I'm Ron Hutchcraft and I want to have A Word With You today about "Catching Fish, Cleaning Fish."

If you're a fisherman, you're apparently Jesus' kind of person. Four of the twelve disciples He called were fishermen by trade. When He summoned them to His service, He said, "Come, follow Me, and I will make you fishers of men" (Mark 1:17). He told Simon Peter, "From now on you will catch men" (Luke 5:10).

So the business of bringing people into a relationship with Jesus Christ apparently has some things in common with fishing. For example, you don't try to attract the fish with what you're interested in, but what they're interested in. Now look, I like pizza. I don't like worms.

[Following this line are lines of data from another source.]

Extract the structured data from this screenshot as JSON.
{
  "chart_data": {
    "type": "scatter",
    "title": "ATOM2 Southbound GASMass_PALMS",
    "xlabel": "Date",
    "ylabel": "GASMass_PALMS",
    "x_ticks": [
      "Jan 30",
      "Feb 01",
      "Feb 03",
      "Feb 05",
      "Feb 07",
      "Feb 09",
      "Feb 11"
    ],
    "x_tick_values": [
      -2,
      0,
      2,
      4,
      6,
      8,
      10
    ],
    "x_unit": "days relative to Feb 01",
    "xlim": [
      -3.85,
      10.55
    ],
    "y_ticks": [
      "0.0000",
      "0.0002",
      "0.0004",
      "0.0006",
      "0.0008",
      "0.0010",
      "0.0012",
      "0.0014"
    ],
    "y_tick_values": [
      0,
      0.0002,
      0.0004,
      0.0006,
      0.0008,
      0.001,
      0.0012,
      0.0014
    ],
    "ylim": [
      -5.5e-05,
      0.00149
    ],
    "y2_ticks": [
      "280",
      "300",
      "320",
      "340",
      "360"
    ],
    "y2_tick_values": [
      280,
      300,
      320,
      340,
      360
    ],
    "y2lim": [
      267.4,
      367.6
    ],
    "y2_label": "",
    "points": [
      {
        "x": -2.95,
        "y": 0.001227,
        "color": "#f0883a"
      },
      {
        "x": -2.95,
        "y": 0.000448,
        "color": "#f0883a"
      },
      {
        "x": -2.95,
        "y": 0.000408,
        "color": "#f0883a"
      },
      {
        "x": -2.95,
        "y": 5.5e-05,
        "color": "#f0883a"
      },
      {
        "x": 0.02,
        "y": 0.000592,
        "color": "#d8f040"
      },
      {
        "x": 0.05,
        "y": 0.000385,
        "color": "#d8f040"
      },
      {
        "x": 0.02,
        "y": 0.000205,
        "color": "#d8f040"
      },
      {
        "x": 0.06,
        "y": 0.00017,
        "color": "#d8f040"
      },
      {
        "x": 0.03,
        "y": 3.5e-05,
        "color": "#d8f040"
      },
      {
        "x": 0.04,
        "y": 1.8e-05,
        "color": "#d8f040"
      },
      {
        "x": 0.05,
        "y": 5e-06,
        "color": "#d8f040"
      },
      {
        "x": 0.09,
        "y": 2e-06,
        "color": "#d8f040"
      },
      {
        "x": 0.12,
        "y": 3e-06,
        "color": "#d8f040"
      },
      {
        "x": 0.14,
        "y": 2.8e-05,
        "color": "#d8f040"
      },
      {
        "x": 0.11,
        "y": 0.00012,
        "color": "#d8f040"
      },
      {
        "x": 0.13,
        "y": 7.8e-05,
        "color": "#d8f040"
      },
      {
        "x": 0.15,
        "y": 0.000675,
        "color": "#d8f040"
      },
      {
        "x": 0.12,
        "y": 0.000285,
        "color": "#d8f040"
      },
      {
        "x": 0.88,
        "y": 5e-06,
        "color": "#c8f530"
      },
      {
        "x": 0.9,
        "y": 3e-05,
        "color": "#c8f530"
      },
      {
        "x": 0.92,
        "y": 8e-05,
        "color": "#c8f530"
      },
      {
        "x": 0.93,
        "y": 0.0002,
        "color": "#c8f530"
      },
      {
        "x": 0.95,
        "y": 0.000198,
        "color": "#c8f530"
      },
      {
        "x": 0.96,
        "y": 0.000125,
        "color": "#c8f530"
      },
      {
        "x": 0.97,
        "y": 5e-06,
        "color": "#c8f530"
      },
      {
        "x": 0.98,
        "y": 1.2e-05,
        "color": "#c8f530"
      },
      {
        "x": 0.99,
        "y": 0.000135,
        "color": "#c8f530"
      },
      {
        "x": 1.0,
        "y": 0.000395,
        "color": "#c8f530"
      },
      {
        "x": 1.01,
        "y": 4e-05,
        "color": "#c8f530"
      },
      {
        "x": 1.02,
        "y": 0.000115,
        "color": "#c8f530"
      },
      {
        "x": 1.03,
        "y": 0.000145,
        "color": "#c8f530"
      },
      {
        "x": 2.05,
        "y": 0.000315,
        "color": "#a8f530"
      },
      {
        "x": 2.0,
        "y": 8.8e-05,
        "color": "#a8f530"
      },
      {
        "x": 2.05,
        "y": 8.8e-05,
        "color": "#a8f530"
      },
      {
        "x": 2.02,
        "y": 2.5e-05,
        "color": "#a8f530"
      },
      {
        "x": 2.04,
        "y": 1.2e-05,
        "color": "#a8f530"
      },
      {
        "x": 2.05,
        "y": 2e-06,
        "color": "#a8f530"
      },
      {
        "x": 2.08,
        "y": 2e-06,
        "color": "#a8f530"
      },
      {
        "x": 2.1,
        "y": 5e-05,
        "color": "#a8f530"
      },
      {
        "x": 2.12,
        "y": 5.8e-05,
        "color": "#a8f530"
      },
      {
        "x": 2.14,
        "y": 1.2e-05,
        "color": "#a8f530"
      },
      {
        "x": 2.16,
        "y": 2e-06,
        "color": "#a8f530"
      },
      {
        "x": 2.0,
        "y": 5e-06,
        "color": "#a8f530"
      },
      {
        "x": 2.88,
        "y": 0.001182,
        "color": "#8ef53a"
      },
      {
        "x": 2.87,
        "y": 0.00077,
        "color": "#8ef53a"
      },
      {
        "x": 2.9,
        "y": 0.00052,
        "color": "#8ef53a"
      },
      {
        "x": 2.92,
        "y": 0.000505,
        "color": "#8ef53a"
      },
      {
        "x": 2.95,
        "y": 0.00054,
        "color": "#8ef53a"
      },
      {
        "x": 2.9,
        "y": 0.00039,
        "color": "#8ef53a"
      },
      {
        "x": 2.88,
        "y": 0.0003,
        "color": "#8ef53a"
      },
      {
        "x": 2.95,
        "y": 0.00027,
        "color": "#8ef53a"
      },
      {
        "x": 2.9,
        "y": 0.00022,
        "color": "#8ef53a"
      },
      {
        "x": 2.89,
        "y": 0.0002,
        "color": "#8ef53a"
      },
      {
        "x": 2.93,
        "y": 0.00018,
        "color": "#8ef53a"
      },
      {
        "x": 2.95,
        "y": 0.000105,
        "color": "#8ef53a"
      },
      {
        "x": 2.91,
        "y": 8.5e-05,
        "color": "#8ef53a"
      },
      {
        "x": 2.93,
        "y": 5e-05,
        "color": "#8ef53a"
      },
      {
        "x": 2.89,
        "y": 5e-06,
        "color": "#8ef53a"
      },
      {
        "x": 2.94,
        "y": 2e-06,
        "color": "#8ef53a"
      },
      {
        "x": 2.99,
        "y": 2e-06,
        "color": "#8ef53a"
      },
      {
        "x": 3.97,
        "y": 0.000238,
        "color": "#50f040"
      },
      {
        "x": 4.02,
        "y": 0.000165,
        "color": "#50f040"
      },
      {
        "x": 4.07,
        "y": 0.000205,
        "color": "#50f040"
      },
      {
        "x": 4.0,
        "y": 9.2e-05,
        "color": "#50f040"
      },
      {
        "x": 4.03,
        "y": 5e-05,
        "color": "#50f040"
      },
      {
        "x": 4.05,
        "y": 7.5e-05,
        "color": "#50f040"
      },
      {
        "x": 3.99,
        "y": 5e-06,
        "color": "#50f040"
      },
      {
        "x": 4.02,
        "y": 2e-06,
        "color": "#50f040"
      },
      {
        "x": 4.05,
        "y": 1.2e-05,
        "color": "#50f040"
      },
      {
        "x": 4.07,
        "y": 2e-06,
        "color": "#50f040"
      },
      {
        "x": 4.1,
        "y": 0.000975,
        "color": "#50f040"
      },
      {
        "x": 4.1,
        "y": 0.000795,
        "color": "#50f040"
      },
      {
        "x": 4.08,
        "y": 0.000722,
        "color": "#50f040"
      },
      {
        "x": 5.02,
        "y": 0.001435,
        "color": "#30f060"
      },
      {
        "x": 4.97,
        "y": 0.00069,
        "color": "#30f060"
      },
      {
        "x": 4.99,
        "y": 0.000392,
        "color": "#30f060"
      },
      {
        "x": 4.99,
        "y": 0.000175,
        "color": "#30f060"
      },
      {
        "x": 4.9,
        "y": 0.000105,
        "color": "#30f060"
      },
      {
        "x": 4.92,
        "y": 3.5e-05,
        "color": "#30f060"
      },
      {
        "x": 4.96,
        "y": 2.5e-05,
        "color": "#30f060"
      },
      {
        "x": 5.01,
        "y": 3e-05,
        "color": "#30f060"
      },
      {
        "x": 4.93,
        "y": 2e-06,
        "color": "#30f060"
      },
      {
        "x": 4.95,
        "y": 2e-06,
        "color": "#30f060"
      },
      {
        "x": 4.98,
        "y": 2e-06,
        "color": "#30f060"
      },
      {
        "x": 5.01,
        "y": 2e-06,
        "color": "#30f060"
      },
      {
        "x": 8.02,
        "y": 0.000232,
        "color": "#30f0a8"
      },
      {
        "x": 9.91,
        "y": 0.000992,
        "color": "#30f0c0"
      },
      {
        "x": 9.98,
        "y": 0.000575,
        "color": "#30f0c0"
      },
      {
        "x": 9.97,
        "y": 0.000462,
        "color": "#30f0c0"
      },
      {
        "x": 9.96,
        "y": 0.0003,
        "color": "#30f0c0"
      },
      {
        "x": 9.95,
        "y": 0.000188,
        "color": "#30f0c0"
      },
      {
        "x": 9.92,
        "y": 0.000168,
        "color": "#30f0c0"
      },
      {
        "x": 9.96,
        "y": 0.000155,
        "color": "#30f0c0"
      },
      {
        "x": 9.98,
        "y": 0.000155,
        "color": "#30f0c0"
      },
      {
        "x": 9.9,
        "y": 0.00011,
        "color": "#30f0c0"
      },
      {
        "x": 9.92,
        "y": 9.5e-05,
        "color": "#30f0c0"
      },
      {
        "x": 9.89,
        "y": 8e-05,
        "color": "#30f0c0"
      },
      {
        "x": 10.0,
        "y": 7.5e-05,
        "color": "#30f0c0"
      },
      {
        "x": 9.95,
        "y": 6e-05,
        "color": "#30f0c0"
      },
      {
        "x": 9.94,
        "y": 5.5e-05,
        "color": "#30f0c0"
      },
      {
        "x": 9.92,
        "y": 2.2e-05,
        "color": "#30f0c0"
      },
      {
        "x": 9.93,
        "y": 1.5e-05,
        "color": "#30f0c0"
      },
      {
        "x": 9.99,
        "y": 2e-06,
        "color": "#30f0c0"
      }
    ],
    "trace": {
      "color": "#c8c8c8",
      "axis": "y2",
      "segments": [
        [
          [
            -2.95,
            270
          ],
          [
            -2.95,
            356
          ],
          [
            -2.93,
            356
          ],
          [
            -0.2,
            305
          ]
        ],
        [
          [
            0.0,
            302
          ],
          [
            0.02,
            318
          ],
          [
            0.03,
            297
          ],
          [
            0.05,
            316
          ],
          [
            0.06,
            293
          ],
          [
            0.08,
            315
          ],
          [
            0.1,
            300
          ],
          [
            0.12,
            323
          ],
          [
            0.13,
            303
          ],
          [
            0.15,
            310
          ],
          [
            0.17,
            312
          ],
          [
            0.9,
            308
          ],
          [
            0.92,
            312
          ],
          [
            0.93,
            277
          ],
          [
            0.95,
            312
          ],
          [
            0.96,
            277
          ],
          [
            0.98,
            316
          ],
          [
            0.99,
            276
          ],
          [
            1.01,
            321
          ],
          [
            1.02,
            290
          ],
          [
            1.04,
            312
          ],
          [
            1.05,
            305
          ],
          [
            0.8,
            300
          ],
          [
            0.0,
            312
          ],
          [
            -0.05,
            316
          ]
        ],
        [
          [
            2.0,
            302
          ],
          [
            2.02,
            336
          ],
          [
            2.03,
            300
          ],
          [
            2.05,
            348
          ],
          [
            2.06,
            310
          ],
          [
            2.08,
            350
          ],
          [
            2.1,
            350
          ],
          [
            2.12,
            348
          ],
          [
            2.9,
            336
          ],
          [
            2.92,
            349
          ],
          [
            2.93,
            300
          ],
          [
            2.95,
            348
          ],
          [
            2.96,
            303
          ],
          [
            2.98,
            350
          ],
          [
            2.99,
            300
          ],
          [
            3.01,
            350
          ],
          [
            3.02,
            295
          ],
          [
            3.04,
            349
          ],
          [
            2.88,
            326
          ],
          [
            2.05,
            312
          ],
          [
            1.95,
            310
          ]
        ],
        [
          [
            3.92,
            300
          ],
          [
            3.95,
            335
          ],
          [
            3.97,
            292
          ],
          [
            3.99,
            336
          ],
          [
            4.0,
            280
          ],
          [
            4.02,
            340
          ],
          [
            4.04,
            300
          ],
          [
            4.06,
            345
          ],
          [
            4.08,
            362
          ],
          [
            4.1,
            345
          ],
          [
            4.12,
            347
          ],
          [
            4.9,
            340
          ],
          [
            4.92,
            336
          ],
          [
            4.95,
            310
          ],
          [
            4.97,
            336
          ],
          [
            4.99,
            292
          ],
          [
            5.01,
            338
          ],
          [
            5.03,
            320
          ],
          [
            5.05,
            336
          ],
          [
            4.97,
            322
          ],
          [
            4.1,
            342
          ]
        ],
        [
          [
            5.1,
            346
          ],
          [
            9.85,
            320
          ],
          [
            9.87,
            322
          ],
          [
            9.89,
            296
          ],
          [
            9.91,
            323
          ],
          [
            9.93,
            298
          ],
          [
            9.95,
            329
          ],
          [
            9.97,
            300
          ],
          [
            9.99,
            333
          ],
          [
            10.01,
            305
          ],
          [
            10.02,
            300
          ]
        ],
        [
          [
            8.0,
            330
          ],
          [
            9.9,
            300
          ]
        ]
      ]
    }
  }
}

But if I put pizza on my hook, I'm going home with an empty bucket buddy. I've got to offer what will be interesting to the fish that I'm trying to attract. And so it is with reaching people for Jesus Christ.

If all we offer is religious bait, coming to a religious meeting to hear a religious speaker talk on a religious subject in a religious place, we probably won't attract many of the lost people who need Christ so desperately. But if we're talking about needs they care about in a place where they feel comfortable, in words they can understand, we have a far better chance of getting them within hearing distance of the Gospel, don't we.

But there's another very important fishing principle we need to keep in mind as we present Jesus to the people around us. It's a principle it seems many believers have never thought about. You don't clean fish until you catch them! See, too many times, lost people feel judged by us rather than loved by us, because we're attacking the things they do. And they do those because they're lost, and instead we should be leading them to the One who will take them from lost to found!

You catch them, then you clean them! Actually, God catches them and cleans them, through you. You can see Jesus working that way in Luke 19 beginning with verse 5, our word for today from the Word of God. The whole town is shocked when Jesus says to Zacchaeus, of all people - the town crook, "I must stay at your house today." As stunned as anyone, the Bible says Zacchaeus "welcomed him gladly. The people started muttering, 'He has gone to be the guest of a 'sinner.'" But after meeting Jesus and experiencing His unconditional love, Zacchaeus can't stand his sin anymore. He announces he's going to make right the dishonest wrongs he has done, "If I have cheated anybody out of anything, I will pay back four times the amount." Jesus announced, "Today salvation has come to this house."

Zacchaeus got clean, but he got caught first! The problem with the lost people you know is not their profanity or their dishonesty or their immorality - they're lost and they're living like it! Their real problem is they need a Savior! Yes, they must repent, but that's part of being rescued by Jesus from their sin! Don't make their lifestyle the issue. Make Jesus the issue, and say with the great spiritual fisherman, Paul, "When I came to you...I resolved to know nothing...except Jesus Christ and Him crucified" (1 Corinthians 2:1-2). If you want to help people be in heaven with you, stick to Jesus. And stick to His cross!